Tuesday, November 5, 2013

The Best Nacho's I've Ever Had

Now that's a bold statement.... But it really is true!

So I just HAD to share what I did to make them so tasty!

 
I cut a packet of wholemeal pocket pita breads into little pieces the size of corn chips and spread them out on a lined baking tray. Baked the pieces in a preheated 180C oven for 15 mins until golden brown and crunchy.

While the bread pieces were cooking I chopped an onion, a zucchini, a capsicum and a cup of button mushrooms. I then dry-fryed the veggies with a sprinkling of cumin, oregano and a teaspoon garlic, until the veggies were just softened.

Once the bread pieces were done I removed them from the oven & topped them with several dollops of tomato paste. I then added the cooked veggie mix, a can of corn kernels, a can of drained red kidney beans and popped the tray back into the oven for a further 10 minutes to warm the other ingredients. 

While that was cooking I made some cheesy sauce. 
This is how:
In a microwave proof glass measuring jug I combined-
1 teaspoon cornflour

1/2 teaspoon garlic powder
1/4 cup nutritional yeast
Using a fork I slowly added 1/2 cup soymilk and stirred until all the ingredients were dissolved. I then microwaved the cheesy sauce for 1 1/2 minutes until thickened but not totally firm. 

I removed the nacho's from the oven and topped with a few dollops of salsa, splashes of cheesy sauce & some mashed avocado.

THE BEST NACHOS EVER!

There was something amazing about the mix of the salsa with the cheesy sauce. And I loved how the pita bread stayed crispy despite having LOADS of toppings.

Question of the day:
Is there a particular food that you cook at home that you enjoy more than when you eat it out at a restaurant? 

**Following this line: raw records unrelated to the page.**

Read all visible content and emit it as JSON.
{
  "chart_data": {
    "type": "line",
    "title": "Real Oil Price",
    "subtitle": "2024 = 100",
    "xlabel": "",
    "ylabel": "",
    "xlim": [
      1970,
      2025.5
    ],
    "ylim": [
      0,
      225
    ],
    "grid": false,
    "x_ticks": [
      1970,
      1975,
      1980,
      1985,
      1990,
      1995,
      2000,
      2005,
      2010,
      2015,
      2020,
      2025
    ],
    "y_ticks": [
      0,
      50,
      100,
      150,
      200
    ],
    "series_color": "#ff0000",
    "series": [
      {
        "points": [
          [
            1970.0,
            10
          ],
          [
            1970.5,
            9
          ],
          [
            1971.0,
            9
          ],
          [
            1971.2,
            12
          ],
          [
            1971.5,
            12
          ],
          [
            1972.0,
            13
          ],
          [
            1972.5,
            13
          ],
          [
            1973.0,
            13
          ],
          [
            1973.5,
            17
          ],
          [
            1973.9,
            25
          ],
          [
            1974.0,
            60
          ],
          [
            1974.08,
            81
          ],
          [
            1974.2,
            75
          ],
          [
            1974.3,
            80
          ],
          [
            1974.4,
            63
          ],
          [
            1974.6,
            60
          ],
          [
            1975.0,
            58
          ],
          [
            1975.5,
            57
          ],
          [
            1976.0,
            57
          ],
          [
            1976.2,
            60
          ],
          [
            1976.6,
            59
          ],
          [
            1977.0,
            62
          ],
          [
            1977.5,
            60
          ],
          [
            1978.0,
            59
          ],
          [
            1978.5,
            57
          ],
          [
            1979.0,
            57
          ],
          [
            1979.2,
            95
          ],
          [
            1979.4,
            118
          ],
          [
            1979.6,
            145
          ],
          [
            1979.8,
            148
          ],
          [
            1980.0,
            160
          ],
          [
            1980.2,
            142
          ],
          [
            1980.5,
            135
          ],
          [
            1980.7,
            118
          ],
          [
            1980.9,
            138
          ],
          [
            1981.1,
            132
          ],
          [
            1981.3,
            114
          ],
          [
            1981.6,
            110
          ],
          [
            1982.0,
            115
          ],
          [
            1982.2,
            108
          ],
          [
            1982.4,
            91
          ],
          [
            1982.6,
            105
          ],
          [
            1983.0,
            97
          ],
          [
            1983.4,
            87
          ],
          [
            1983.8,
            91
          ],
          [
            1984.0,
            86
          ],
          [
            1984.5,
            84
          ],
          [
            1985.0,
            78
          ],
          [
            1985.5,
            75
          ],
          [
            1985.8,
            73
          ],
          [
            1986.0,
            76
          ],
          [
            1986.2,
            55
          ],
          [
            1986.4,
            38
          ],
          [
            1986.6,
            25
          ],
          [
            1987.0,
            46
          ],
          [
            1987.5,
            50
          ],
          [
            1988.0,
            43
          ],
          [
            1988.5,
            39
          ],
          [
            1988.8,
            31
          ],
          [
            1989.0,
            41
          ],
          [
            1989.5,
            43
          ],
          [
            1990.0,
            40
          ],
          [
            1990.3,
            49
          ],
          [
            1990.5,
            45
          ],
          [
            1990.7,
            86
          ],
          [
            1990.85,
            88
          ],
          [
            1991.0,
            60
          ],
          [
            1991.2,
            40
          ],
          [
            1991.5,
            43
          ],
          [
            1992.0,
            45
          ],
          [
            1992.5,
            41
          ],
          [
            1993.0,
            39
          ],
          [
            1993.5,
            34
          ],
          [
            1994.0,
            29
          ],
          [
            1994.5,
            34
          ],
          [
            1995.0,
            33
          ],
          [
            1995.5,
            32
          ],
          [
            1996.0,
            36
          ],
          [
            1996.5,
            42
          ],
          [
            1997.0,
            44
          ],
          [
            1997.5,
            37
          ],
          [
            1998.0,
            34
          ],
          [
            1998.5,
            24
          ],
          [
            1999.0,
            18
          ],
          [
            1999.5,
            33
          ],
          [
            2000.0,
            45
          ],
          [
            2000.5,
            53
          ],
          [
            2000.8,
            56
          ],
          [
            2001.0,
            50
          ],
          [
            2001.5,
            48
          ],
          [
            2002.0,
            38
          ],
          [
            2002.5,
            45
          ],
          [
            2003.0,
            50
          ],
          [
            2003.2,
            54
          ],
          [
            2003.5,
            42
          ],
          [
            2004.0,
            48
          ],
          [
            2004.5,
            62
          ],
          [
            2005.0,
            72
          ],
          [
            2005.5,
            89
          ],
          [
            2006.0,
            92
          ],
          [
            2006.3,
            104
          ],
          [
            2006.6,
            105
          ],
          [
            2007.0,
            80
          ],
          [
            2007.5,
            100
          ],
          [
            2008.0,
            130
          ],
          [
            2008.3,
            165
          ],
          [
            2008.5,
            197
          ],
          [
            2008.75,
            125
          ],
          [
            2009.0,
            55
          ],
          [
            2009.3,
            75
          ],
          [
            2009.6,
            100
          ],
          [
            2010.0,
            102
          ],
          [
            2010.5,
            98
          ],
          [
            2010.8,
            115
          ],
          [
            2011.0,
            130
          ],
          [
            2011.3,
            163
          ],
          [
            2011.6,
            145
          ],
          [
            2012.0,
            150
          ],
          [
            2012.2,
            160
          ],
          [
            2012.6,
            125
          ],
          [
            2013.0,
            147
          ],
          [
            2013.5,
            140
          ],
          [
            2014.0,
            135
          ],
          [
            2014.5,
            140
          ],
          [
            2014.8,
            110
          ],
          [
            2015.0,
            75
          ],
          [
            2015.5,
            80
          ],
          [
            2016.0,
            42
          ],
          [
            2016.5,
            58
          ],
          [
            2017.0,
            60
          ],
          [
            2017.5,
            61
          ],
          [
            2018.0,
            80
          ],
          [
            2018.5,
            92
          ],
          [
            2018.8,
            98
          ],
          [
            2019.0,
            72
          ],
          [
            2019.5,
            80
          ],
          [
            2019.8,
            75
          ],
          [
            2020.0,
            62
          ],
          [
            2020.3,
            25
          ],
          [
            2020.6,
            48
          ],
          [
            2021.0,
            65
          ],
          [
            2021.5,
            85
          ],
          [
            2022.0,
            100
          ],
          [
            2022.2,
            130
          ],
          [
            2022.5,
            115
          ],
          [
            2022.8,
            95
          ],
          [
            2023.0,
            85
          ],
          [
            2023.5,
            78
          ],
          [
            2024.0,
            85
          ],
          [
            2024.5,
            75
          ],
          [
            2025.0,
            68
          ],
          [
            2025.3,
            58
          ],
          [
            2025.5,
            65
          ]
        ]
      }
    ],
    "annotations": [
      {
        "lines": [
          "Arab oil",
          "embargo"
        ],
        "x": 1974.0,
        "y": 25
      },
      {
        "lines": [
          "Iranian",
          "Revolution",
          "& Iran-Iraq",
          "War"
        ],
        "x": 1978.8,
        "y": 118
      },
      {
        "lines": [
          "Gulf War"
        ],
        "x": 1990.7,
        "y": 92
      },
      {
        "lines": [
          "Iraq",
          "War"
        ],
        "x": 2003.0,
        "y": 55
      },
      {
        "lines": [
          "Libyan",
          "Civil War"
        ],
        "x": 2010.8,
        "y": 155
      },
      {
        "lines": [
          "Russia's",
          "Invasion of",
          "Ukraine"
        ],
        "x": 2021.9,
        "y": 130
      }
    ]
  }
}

For me the answer to that question is usually - EVERYTHING! 
However these nacho's needed a special mention because I never have cheesy sauce on top at a restaurant!

Monday, August 13, 2012

Now THAT'S a vegan Pizza

Who said vegans can't have great pizza?
This is sooooooooo good - in fact I think I can call it the BEST pizza I've ever had :D

I used a wholemeal pizza base & put a mixture of BBQ and sweet chilli sauce on the base.
Topped with a huge handful of baby spinach leaves, roasted eggplant, chopped button mushrooms, spring onion and green capsicum - and of course.... topped with my pizza cheeze sauce. I did however use cannellini beans in place of the chick peas in the recipe.
Seriously good!

I still love a good no-cheese pizza every now and then also - a pizza place down the road from us does an AWESOME pizza too.

Because lets face it....
EVERYONE LOVES

I stumbled across this the other day - for some great vegan pizza ideas check out this Website.

Monday, July 30, 2012

Pizza Cheeze Sauce

Miss cheese on a pizza?
Don't like non-dairy cheeses?
Here is the ultimate pizza topping!

In a food processor combine:
1/2 cup chickpeas
3 Tablespoons soymilk
1 Tablespoon nutritional yeast
1/2 teaspoon minced garlic

Drizzle over your pizza and cook!
This makes enough to lightly cover one pizza. 

YUMMO!

Prior to cooking
Baked :-)
Also great in toasted sandwiches, or "fold-over pizzas".


NB: You can also use white beans in place of the chickpeas in this recipe. The 'cheeze' will be whiter in colour and will have a smoother consistency. But I promise you its equally as delicious.

Monday, December 20, 2010

Cauliflower stack

This is a nice quick easy one! 
I often do it for lunch if I have some leftover cauliflower - or on those lazy nights for dinner :-)

It's quite tasty - even if it doesn't look the best! I was just experimenting one day trying to make a "cheese" sauce and it worked :-)

Ingredients:
1/2 head cauliflower
about 1 cup soy milk
cumin - approx 1 teaspoon
curry powder - approx 1 teaspoon
garlic powder - half teaspoon
nutritional yeast - 1 tablespoon
salt - sprinkle
corn flour - 1 tablespoon

(you can add more of less of the herbs/spices to suit your personal taste)

Mix corn flour into soy milk while still cold until completely dissolved. Add nutritional yeast and stir til dissolved.
Add other herbs/spices.
Lightly fry cauliflower in a non-stick frying pan for approx 10 mins until partly cooked.
Add the milk mixture. Stir constantly while thickens.
Serve over toast, turkish bread or other bread of your choice.
Sprinkle with black pepper and parsley.